Was England's Lockdown Effective?
There's no question lockdowns reduce the number of new COVID-19 cases. There's also no doubt lockdowns hurt the economy. And cause people financial stress. Officials are trying to reach a balance.
England was seeing a 30 percent reduction in new cases. That's following the country's second national lockdown.
Their four-week lockdown ended in early December. It included the closing of non-essential businesses. And an order to individuals not to mix with other households. Schools remained open.
Since then, England returned to a tiered system. Tighter restrictions are put in place for areas where infection rates are higher. Time will tell if England's near-future infection rate is affected by the lockdown ending.
Rhode Island Pushes Pause Button
"Pause" is another word we're hearing lately. In connection with lockdowns and restrictions.

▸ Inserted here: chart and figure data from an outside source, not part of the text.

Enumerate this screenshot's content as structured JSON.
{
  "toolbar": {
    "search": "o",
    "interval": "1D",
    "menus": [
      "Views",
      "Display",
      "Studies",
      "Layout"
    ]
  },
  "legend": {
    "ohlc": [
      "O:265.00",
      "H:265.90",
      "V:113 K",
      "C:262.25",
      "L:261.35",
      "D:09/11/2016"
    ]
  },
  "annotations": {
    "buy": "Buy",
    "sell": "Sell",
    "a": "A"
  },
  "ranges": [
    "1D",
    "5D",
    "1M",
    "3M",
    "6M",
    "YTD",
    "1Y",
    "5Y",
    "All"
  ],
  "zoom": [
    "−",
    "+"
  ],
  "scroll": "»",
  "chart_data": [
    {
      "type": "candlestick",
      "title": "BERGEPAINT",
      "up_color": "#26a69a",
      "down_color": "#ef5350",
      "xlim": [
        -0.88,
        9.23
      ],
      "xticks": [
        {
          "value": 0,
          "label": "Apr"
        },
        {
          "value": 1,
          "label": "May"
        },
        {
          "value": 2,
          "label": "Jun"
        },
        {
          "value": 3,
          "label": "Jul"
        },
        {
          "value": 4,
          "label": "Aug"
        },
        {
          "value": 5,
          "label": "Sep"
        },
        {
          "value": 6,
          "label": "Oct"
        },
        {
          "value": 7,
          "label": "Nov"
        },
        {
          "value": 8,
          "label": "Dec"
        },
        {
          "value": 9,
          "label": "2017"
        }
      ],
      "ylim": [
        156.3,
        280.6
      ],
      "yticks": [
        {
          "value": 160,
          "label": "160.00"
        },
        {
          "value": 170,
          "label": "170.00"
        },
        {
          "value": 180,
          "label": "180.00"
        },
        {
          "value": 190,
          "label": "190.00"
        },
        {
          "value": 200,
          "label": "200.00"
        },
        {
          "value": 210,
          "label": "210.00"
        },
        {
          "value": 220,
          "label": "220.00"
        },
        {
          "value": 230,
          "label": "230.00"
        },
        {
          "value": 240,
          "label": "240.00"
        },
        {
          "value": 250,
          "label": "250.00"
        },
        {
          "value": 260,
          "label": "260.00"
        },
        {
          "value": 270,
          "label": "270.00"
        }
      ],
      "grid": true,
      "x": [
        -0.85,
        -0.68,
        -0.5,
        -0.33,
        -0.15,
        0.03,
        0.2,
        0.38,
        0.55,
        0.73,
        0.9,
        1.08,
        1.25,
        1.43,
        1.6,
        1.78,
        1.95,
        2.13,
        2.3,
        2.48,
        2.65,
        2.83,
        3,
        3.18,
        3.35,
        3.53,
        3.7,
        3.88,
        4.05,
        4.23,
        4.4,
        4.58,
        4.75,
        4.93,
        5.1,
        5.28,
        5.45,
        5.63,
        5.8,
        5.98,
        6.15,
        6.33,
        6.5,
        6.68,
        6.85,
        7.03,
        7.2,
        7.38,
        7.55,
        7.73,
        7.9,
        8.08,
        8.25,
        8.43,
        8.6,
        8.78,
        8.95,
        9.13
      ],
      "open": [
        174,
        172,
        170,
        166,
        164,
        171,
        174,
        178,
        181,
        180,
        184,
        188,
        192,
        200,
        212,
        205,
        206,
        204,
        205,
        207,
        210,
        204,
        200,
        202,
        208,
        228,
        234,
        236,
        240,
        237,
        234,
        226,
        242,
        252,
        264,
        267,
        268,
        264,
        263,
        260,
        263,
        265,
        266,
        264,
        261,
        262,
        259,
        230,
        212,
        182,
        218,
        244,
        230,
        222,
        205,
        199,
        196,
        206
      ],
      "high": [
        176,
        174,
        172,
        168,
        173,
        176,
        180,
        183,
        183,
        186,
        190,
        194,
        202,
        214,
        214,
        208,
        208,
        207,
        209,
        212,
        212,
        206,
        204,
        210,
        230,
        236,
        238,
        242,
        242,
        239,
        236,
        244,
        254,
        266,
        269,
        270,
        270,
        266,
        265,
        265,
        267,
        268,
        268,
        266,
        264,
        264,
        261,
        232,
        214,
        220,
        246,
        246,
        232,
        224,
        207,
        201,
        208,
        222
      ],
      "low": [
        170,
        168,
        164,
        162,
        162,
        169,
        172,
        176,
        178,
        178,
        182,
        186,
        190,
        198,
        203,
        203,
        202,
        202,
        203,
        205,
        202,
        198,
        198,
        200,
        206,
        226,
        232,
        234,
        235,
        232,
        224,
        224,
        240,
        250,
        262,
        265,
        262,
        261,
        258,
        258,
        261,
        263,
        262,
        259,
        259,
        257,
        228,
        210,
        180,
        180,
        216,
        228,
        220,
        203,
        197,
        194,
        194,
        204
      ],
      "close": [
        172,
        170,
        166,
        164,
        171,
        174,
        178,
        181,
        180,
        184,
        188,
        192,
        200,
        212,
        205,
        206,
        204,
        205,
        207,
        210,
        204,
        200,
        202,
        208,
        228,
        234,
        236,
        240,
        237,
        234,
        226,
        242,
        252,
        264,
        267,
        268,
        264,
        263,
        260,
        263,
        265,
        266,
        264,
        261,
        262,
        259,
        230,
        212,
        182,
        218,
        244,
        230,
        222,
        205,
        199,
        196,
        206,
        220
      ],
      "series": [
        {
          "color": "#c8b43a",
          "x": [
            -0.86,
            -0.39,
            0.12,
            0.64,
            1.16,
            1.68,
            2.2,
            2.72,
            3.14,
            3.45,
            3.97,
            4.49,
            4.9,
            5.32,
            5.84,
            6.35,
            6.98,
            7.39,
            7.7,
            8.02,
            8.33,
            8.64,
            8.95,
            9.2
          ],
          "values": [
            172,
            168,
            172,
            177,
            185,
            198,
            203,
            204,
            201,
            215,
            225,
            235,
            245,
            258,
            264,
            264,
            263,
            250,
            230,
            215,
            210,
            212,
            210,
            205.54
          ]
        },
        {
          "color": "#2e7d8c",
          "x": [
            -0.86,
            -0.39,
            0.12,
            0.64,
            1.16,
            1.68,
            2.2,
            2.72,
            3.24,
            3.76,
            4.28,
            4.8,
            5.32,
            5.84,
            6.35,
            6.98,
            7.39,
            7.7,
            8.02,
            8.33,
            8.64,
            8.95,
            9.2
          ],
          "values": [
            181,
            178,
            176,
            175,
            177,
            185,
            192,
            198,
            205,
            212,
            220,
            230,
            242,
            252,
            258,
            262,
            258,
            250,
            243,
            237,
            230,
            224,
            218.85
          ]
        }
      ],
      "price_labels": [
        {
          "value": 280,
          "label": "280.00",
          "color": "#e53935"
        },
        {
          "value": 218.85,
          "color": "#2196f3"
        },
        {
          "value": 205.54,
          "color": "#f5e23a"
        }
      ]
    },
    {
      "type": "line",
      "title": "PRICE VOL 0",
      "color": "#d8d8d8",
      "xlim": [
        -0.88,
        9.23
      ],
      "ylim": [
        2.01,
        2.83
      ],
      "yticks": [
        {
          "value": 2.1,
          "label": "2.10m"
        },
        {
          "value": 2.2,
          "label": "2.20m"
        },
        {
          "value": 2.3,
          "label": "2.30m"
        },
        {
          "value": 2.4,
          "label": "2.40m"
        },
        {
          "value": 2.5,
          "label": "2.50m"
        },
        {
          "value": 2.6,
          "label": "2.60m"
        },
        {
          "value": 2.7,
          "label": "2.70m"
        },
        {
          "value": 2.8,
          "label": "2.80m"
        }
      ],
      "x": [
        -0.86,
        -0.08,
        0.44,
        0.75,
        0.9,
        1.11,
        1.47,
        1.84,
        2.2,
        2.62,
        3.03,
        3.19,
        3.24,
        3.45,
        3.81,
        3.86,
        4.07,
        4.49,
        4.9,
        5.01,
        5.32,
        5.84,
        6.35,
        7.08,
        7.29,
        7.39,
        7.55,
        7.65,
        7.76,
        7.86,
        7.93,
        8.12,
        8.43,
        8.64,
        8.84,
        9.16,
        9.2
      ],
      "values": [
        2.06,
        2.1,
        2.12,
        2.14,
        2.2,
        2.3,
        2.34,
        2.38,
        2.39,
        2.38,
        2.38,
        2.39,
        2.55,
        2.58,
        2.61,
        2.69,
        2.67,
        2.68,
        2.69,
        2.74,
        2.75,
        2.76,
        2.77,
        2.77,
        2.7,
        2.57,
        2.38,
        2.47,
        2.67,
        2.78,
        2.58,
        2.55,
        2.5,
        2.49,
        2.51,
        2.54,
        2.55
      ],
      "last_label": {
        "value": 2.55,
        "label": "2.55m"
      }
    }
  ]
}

As in many states, new cases have surged recently in Rhode Island. Governor Gina Raimondo ordered a two-week pause. It ended a few days ago.
"Things aren't getting any better," she said prior to the pause. "I have tried to avoid any sort of a lockdown or a stay-at-home order."
But she warned that if the state's residents didn't comply, a long-term lockdown might be issued.
Trying to Buy Time
The "pause" temporarily closed or limited a large section of Rhode Island's economy. It also scaled back in-person high school learning. And moved colleges and universities to distance learning.
Raimondo reduced the state's social gathering limit. It went from 10 to members of individual households only. She also extended restaurant capacity restrictions. Travelers to other states were required to quarantine at home for 14 days upon returning.
Among businesses forced to shut down were casinos and indoor sports facilities. As well as bars and bar areas, and offices (as much as possible).
Raimondo said her goals were to keep the state's hospitals from being overwhelmed. And to buy time before an effective vaccine is available. She is now quarantining after the state’s health department director tested positive.
Officials everywhere are struggling to slow the COVID-19 spread without damaging the economy. And residents' livelihood. So far, the challenge is proving greater than efforts to meet it.